To convey such experience, I needed every linguistic tool
in my kit: prose, poetry, polemic, newspaper data, historic
reference, nonverbal sensory input barely translatable in
any way but bending, distorting & amputation of the usual
syntax into something more….primal, that can scream, &
bleed. Utter the unutterable (whose sound is always there,
except we make a lot of noise to drown it out. The writer
must turn up its volume, because it stuns & hurts. That’s
the point)……………………………


If Barbara pushed tirelessly against the boundaries of language and form, it’s also because her vision embraced so much:

…………………………………………….. I have a
lot of voices in my head (desert delirium?!). No, women are
many voices, & no single genre, like no conventional linear/
narrative sentence can capture the multidimensional context
& pain & possibility of the world today (it never could). We
are poets, we are polemicists, we are prose essayists, news
reporters, theorists, cosmologists, historic witnesses. All
this is what it takes for women writers to rewrite the world.
Each of us has to work out a way to get it All in: including
the kitchen sink, the garbage disposal, the local dumpsters,
the great human trash mounds of the world now become
human habitat for so many.
[5]

Barbara Mor confronted a world committing suicide and rewrote it, calling on all the voices and the genres that lived in her and re-engineering language so it said what she meant. Her work is radical in all the ways that radical still resonates for me:  Unflinching. True. Original. Essential.

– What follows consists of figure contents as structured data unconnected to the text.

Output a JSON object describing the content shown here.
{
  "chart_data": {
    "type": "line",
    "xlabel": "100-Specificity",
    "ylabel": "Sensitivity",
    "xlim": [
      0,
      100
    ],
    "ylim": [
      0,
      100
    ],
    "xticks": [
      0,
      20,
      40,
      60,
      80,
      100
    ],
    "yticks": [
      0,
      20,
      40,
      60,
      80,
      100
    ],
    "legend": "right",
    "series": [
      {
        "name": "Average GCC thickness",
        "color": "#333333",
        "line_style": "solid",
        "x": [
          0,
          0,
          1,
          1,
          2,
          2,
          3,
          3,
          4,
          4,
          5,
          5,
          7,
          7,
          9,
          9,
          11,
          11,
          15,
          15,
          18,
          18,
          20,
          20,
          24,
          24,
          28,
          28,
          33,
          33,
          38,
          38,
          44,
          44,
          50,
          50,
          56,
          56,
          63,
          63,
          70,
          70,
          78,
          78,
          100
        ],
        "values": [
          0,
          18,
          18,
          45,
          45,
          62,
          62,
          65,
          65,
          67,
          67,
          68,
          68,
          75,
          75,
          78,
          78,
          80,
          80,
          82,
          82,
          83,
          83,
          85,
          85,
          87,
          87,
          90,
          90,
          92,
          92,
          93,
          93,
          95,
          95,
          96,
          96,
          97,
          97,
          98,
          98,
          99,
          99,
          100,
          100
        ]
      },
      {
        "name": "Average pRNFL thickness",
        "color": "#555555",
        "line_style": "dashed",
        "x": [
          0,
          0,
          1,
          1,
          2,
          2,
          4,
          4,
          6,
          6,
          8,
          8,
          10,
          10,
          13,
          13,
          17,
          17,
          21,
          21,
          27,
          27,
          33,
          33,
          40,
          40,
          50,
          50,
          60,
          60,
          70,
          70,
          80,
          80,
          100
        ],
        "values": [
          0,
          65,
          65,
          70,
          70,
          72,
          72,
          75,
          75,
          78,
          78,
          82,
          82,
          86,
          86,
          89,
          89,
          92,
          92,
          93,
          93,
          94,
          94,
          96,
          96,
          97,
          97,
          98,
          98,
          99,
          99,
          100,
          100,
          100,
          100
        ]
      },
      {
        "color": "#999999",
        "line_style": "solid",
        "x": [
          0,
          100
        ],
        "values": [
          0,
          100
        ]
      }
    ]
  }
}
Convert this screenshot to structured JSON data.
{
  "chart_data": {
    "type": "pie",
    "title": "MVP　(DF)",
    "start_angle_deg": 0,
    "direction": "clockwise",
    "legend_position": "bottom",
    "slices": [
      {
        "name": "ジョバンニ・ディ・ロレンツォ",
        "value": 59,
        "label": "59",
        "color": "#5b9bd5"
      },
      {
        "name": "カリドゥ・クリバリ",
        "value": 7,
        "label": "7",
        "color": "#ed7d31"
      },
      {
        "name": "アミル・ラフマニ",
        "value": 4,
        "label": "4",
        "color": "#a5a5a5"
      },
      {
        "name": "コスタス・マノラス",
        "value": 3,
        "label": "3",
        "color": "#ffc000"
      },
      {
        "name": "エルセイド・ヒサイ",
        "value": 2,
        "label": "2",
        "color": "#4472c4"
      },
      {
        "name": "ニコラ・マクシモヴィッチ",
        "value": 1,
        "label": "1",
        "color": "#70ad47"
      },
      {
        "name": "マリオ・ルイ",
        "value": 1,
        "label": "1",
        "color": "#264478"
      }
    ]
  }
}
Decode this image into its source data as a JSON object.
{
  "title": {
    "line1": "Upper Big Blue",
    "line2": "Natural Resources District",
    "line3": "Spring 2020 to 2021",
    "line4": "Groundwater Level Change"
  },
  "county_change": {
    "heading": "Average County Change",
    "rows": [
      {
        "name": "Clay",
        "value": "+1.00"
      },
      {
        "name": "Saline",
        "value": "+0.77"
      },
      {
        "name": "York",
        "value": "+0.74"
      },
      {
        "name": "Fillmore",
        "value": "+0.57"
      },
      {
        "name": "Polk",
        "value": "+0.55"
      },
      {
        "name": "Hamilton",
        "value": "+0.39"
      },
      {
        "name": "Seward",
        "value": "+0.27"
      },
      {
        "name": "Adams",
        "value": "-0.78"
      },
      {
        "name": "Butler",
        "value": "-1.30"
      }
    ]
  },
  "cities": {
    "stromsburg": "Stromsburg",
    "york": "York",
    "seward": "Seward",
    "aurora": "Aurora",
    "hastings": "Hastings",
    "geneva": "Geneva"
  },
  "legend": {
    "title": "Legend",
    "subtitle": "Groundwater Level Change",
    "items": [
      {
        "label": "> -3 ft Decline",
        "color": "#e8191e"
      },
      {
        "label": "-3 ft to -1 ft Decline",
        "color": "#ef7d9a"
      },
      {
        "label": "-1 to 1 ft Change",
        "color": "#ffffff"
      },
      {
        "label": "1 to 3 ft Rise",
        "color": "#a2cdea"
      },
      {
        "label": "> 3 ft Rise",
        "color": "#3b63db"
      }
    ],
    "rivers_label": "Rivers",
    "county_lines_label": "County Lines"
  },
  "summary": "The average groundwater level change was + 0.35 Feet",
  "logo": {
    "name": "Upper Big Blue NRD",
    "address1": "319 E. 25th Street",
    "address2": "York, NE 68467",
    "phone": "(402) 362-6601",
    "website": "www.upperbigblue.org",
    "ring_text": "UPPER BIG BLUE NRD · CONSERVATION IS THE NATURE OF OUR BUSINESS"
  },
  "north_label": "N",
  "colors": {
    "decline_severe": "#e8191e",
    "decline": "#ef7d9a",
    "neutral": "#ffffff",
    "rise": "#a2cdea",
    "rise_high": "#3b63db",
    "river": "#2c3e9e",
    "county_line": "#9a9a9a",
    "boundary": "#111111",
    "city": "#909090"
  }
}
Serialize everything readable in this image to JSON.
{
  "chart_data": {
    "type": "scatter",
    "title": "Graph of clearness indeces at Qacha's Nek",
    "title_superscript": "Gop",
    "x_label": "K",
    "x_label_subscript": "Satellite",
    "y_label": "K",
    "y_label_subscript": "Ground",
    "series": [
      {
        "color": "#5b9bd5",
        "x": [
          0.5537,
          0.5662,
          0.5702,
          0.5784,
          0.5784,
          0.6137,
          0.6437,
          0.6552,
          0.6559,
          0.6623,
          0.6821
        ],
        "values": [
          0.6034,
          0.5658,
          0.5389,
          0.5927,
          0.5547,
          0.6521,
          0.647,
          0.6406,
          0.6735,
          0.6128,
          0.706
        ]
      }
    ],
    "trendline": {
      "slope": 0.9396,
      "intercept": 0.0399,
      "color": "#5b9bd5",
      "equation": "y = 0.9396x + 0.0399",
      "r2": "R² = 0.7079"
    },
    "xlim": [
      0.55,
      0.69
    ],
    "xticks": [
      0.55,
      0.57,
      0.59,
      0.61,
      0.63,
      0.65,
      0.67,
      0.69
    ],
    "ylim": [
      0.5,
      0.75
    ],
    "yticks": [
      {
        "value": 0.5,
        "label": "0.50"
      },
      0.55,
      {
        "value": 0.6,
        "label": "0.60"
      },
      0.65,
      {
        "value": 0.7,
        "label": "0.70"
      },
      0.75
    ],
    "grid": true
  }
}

All citations from Barbara Mor, The Blue Rental (New York: the Oliver Arts & Open Press).
Emphases on radical in Mor’s writing are all mine.

Notes

[1] Unpublished working notes

[2] personal correspondence used by permission of Harriet Ann Ellenberger

[3] Ibid

[4] Edgar Garcia, “Barbara Mor’s The Blue Rental: Rooms Outside Hollywood, Hell, USA,” Los Angeles Review of Books, April 19th, 2014

[5] Working notes, “The Missing Girls,”Trivia: Voices of Feminism #12, Spring 2012.